Они задумчиво жевали, моргая глазами. Задумчивость эта вызывалась покамест одним совершенно второстепенным, но сейчас самым сильным их впечатленьем. Их только что погребавшие руки хранили воспоминанье о прикосновении к обнаженному телу Иосифа, и воспоминанье это было необычайно нежным, хотя прикосновение таковым отнюдь не было, и вносило в их сердца мягкость, которую они, моргая, чувствовали, но объяснить себе не могли.

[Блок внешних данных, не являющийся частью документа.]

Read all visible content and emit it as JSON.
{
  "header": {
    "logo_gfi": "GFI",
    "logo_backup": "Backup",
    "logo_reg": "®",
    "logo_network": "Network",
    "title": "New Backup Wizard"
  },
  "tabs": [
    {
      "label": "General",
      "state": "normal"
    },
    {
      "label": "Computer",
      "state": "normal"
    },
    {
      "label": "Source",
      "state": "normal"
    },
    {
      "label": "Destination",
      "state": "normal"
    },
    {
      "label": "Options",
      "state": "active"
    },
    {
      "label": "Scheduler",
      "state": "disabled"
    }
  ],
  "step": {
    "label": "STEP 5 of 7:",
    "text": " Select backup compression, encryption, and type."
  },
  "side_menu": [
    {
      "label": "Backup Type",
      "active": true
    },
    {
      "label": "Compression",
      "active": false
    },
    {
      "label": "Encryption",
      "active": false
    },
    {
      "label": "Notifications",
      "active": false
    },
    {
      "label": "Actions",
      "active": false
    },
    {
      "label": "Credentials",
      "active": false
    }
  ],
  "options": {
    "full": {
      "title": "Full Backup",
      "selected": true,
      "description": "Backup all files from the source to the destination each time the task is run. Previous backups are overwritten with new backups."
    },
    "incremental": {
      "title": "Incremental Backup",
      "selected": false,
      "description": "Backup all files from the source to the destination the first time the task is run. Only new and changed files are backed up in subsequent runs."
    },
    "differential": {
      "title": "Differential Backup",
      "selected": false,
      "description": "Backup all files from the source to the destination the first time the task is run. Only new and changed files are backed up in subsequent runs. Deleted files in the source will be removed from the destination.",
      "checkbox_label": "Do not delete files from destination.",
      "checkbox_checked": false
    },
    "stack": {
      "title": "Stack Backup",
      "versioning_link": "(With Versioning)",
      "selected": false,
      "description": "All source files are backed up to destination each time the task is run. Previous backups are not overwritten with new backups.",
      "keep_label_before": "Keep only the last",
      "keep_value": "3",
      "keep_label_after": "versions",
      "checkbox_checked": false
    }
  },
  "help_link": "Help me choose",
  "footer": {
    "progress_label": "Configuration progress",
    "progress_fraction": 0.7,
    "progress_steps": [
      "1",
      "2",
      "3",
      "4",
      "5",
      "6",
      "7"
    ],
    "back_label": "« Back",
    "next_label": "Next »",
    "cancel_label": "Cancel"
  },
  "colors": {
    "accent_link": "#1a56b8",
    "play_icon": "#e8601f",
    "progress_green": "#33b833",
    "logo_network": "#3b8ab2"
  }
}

Да и не заводили они об этом речи, а говорили только о том, что Иосиф наконец устранен и вместе со своими снами надежно упрятан, и говорили они это для взаимного успокоения.
— Ну, вот, его уже и нет на свете, — говорили они. — Теперь дело сделано, и можно спокойно спать.
Что теперь можно спокойно спать, они повторяли тем настойчивее, чем сильнее в том сомневались. Да, они могли почивать в полной уверенности, что сновидец, которого теперь не существовало, ничего не расскажет отцу. Но именно в этой успокоительной мысли содержалась мысль об отце, который будет напрасно, и вечно напрасно, ждать возвращенья Иосифа, а такая перспектива, хоть она и сулила полную безопасность, совсем не располагала ко сну. Для всех десятерых, без единого исключения — даже для диких близнецов, — это была ужасная перспектива, ибо сыновний страх перед Иаковом, перед нежностью и могуществом его души, был самым большим их страхом, а молчанье Иосифа было куплено ценой такого удара по этой патетической душе, что они без ужаса не могли о нем и подумать. То, что они сделали с братом, они сделали в конечном счете из ревности; но ведь известно, какое чувство искажается ревностью. Правда, в свете великой грубости Симеона и Левия ссылка на это чувство может показаться довольно-таки неуместной, поэтому-то мы и говорим недомолвками. Есть случаи, когда только недомолвка и нужна.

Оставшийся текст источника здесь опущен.